Focus of the standard
This standard assesses students’ ability to develop, structure and sustain ideas in a visual text. This means that students focus primarily on the visual mode. The text must be ‘stand-alone’ rather than a component within an oral presentation, or an illustration of a written text type. Voiceover or written text should not be a commentary or explanation of the ideas in a visual text.
Text type
Choice of text type is important, as the text must include both visual components (such as images, sequence, symbols, colour) and verbal components (such as dialogue or quotations). Visual and verbal language features appropriate to that text type must be used deliberately, precisely and with control.

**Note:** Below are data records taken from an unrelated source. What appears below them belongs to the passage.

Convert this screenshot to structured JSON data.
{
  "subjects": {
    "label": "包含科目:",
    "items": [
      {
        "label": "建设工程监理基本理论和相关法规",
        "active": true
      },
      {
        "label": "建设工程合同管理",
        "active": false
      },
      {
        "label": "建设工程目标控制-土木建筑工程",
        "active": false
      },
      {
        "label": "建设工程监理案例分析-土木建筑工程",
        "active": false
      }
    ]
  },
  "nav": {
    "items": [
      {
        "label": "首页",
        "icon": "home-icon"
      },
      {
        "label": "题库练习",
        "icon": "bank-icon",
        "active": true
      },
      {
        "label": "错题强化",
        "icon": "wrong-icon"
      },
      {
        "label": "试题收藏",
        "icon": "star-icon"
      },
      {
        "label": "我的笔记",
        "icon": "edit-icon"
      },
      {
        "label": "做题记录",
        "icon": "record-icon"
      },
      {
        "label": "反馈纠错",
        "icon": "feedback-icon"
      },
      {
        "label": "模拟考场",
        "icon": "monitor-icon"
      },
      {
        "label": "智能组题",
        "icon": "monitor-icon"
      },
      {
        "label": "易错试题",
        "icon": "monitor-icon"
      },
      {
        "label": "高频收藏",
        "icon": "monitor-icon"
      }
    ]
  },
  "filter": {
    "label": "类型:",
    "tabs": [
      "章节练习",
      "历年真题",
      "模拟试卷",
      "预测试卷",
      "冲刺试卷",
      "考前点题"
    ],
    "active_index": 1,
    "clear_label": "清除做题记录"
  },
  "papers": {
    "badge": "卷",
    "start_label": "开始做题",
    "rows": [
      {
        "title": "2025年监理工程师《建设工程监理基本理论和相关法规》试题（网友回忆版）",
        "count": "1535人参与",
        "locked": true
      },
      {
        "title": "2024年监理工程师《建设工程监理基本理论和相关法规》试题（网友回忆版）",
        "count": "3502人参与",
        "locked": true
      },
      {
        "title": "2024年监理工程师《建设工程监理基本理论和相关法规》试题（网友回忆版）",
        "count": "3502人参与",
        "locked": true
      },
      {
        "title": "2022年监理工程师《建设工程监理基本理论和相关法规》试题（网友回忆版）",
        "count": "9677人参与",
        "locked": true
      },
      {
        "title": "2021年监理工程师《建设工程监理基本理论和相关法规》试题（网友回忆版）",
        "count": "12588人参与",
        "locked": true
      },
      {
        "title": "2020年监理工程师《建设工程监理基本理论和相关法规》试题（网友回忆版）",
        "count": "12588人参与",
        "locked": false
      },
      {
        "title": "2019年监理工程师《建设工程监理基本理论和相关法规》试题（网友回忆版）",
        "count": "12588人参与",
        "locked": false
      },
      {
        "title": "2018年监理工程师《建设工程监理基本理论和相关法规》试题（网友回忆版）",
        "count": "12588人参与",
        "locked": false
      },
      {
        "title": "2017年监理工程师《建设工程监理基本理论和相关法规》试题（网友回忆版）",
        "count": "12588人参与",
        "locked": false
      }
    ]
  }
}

Some points to note:
- the key words of the standard are ‘develop and sustain ideas’, therefore the visual text requires a sequence or series of images
- designing a cover for a videogame or a book, for example, is unlikely to allow students to sustain developed ideas
- text types such as storyboards are usually used for formative planning and design, so may not give students the opportunity to meet the crafting and control of language features that is required
- digital presentations, graphic stories and static image sequences are some visual text types that have been successfully developed by students to meet the standard
- ideas can sometimes be sufficiently developed verbally, but insufficiently developed visually, for example a slide show that includes paragraphs of written text and images that illustrate that written content is unlikely to meet the standard
- ideas might be developed and sustained in the verbal component of a dramatic performance, e.g. dialogue, lyrics, screen text, but the presentation might have limited use of visual language features.
Using found images
Images cannot be a literal communication of ideas. If the student is developing ideas from a source text that already has visual images, such as a film or a website, images from that visual text cannot be used to develop the same idea that they communicate in the source text. Found images must be manipulated in such a way that the final visual text is original.
Support materials
The New Zealand Association for the Teaching of English (NZATE) Visual Text resource provides additional examples of the assessment of visual texts at all grades of the standard. This is available from the NZATE website.